One of the problems with moving an iTunes library between different operating system platforms is that the file systems—things like drive names, pathnames and filenames—are structured in a completely different way between Windows and Mac OS X, so there’s really no way to be sure that iTunes is going to be able to find everything properly once you move it over to the new computer, and it’s important to keep in mind that the iTunes database stores full path names to all of your media files.
For example, you may have had your music in a folder named “D:Music” on your Windows PC, but there’s absolutely no way to even create a folder with that type of naming convention on Mac OS X, which uses drive names instead of letters, forward slashes (/) instead of backslashes () and mounts external drives under a /Volumes folder. So if you take an external drive that is “D:” on your Windows PC with a volume label of “EXTHD” and plug it into a Mac, the path of “D:Music” from Windows becomes “/Volumes/EXTHD/Music” on the Mac. You can probably see how this would confuse iTunes, which will still be looking for its media files on a drive that can’t possibly even exist on the new computer.

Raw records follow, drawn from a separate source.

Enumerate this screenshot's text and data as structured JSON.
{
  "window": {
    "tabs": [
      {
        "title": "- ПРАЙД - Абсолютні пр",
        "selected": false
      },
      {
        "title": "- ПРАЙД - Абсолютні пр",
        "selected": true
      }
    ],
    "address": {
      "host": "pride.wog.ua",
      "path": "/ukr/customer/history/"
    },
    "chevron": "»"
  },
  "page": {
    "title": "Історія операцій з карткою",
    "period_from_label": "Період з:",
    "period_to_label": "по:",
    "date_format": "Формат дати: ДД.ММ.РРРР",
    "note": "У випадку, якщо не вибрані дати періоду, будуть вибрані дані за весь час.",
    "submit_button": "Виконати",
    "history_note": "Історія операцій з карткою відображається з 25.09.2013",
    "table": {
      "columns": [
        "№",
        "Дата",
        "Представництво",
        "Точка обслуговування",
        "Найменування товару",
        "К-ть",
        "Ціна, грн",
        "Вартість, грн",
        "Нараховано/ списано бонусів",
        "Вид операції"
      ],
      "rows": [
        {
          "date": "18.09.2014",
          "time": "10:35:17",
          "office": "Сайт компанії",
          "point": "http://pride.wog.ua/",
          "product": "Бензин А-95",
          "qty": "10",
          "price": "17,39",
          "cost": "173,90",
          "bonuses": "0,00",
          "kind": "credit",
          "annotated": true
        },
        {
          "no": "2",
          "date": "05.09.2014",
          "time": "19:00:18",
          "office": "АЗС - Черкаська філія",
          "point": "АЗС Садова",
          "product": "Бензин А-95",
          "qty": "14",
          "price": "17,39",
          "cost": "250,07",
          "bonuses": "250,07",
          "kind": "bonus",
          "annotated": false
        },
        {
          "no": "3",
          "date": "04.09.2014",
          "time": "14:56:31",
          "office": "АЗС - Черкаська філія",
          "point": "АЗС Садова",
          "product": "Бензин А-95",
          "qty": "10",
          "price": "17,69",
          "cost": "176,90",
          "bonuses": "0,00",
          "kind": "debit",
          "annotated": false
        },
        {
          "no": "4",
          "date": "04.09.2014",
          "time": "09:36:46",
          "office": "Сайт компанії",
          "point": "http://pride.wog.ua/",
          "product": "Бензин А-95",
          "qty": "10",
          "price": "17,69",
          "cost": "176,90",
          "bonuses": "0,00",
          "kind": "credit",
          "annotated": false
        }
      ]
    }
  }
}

On the other hand, moving between two computers running the same operating system is a much smoother process because everything remains the same in terms of the file system structures. Take your drive named EXTHD from one Mac to another and it will generally still be mounted under “/Volumes/EXTHD” and therefore all other pathnames will remain the same. The only exception to this is in the case of a name conflict—for example if you already had a drive named EXTHD plugged into your Mac; in that case, the second drive is assigned an additional number (e.g. “EXTHD1”) to distinguish it.
Moving your iTunes library over to a new iMac should be as simple as copying the entire “iTunes” folder from within your internal hard drive’s “Music” folder to the same location on the new iMac. You can even use your existing external hard drive to facilitate the transfer assuming that it has enough free space available. This database will contain full paths to all of your media content on the external hard drive, but since the external hard drive should be assigned the same path on the new iMac, it will be as if nothing ever changed.